There are no significant differences in other factors like smoking, hypertension, etc. between pancreatitis and the control group. Although we drew similar conclusions from recent studies, our research had significant advantages. We distinguished different types of pancreatitis between AP, RAP and CP groups. RAP is a syndrome of multiple distinct acute inflammatory responses originating within the pancreas in individuals with genetic, environmental, traumatic, morphologic, metabolic, biologic, and/or other risk factors who experienced 2 or more episodes of documented AP, and RAP may lead to chronic pancreatitis [61]. Approximately 9% to 31% of patients with AP develop RAP [62, 63]. To our knowledge, no similar investigations about a comparison between AP, RAP and CP groups have been investigated in China. In our research, the epidemiology and etiological factors of RAP are similar to those of first attack AP; also D-Dimer levels and dyslipidemia were similar in the RAP and the AP groups. However, the D-Dimer level, dyslipidemia and severity of pancreatitis in CP group were similar to those of the control group.
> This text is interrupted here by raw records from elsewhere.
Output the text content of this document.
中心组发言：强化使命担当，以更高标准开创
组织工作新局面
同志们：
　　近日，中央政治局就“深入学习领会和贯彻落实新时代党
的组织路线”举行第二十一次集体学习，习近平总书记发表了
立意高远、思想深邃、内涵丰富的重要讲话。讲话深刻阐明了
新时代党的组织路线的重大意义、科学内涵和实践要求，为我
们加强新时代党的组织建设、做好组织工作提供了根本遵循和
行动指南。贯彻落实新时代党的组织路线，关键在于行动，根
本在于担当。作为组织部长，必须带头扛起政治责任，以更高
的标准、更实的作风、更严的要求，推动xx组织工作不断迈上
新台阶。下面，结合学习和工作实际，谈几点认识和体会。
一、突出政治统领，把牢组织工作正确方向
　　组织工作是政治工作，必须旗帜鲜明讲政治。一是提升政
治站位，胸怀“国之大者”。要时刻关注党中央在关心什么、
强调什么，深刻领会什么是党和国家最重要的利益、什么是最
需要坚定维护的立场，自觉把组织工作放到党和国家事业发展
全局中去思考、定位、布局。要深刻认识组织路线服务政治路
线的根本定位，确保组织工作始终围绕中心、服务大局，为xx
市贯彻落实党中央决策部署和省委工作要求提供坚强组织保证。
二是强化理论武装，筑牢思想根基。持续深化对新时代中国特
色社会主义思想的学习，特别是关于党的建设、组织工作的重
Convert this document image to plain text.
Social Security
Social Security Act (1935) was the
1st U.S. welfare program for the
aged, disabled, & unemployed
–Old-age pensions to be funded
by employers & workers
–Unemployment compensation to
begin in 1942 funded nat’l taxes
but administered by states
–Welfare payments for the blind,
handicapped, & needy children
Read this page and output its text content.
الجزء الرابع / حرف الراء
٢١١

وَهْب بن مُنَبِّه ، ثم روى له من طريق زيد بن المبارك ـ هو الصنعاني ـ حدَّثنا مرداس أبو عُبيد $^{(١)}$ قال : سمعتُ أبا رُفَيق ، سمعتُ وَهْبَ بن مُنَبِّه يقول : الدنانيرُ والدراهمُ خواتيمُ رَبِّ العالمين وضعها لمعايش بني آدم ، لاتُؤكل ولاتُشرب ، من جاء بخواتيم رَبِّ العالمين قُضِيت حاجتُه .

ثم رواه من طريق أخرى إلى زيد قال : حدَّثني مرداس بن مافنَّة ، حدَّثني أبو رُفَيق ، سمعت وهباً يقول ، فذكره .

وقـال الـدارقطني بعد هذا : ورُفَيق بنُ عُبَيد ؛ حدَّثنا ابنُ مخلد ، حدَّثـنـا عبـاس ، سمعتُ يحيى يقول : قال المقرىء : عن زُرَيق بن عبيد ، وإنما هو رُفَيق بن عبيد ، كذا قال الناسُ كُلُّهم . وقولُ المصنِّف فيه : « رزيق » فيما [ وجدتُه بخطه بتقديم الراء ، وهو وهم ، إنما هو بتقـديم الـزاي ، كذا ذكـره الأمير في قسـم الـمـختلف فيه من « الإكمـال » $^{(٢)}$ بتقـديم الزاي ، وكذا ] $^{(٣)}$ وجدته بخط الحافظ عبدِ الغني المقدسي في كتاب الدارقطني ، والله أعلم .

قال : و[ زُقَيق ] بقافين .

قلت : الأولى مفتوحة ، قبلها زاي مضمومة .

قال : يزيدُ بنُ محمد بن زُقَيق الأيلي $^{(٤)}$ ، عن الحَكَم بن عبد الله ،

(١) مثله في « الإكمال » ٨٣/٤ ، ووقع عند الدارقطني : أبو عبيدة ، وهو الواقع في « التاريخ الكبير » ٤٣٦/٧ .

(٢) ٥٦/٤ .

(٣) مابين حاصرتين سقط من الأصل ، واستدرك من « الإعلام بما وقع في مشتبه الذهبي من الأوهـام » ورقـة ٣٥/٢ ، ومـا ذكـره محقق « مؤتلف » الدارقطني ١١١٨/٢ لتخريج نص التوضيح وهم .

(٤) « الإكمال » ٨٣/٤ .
The present research has several limitations. Firstly, it was conducted in a single center with a relatively small sample, which may create bias. Secondly, we did not take into account some inflammation factors, such as PCT, C-reactive protein and interleukin-6; or arterial blood gases, which are also useful predictors of severity in AP[64, 65], because they were not routinely analyzed at admission in Qilu Hospital. Besides, we used BISAP score instead of APACH-Ⅱ score to analyze the severity of pancreatitis because some test results needed in the APACH-Ⅱ score system were not available, and research had confirmed that BISAP is as useful as APACHE-II and more effective than Ranson criteria, CTSI, CRP, HCT and BMI in predicting severity, organ failure, and death in patients with acute pancreatitis[25]. However, it may still create bias, especially when compared with other studies.